To calculate your credit limit, you must take into account all the limits you have on all your credit products. These include credit cards, lines of credit, and loans.
So, for example, if you have a limit of $3,000 on your credit card and a line of credit of $12,000, you will have a credit limit of $15,000. You will thus have to use between 30 and 35% of this limit, that is to say between CAD 4500 and $5250.
Increase the duration of your accounts
If you maintain a credit account for a relatively long period, your credit rating will be positively impacted. It will therefore be advisable to keep your credit accounts, even if they are unused. Keep in mind that recent account openings penalize your credit rating. Thus, the transfer from an old account to a new account is considered a new credit.
Limit your credit requests
It is quite normal to use credit from time to time to make large purchases such as a car or an apartment. However, if you apply for credit too often, lenders will think you are living beyond your means. They will thus deduce that you are financially irresponsible and this will affect your credit rating. As a result, a reduction in your credit inquiries will help improve your credit rating.
Use different types of credit
Do not limit yourself to a single credit product, such as a credit card, as this negatively impacts your credit rating. Consider diversifying your credit products. For example, you can improve your credit rating if you have a credit card, car loan, and line of credit. Just be sure to be able to repay your loans in any case.
Sign up for a program to help boost your credit rating
Some financial institutions offer programs to help you improve your credit rating for a few dollars a month. How does it work?
When you register, your bank puts a certain amount in a separate account and takes part of it each month to save. Then she sends this action to Transunion or Equifax so that they take note of it.
Using your debit card has no impact on your credit rating since, by definition, with a debit card you only use the money you already have.

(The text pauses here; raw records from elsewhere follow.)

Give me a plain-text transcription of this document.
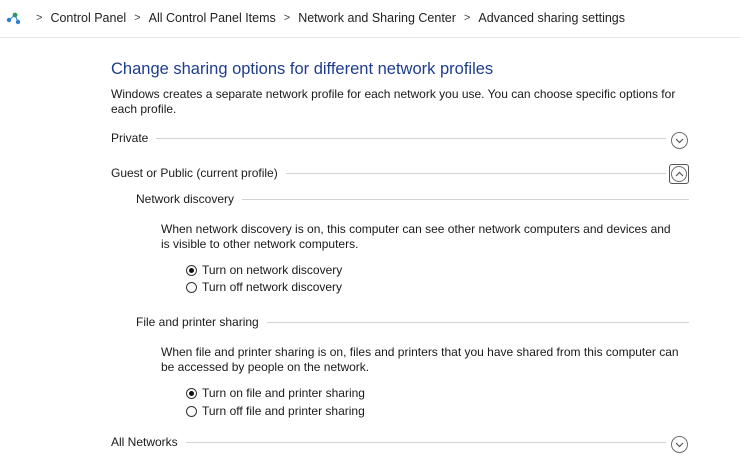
> Control Panel > All Control Panel Items > Network and Sharing Center > Advanced sharing settings
Change sharing options for different network profiles
Windows creates a separate network profile for each network you use. You can choose specific options for each profile.
Private
Guest or Public (current profile)
Network discovery
When network discovery is on, this computer can see other network computers and devices and is visible to other network computers.
Turn on network discovery
Turn off network discovery
File and printer sharing
When file and printer sharing is on, files and printers that you have shared from this computer can be accessed by people on the network.
Turn on file and printer sharing
Turn off file and printer sharing
All Networks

How to know your credit score?
In Canada, you have the right to obtain a copy of your credit score free of charge and several times a year, if you request it in writing. Don’t worry, these requests, even repeated ones, are mentioned in your credit report but have no impact on your credit rating.
Otherwise, here are the different ways to know your credit score:
Credit Verify to check your credit rating in Canada
Credit Verify allows you to quickly know your credit rating you can instantly consult your rating. You will also be able to benefit from adapted advice if you want to know how to improve it. In addition, you can quickly check that your file contains no errors, these errors can indeed lower your credit rating.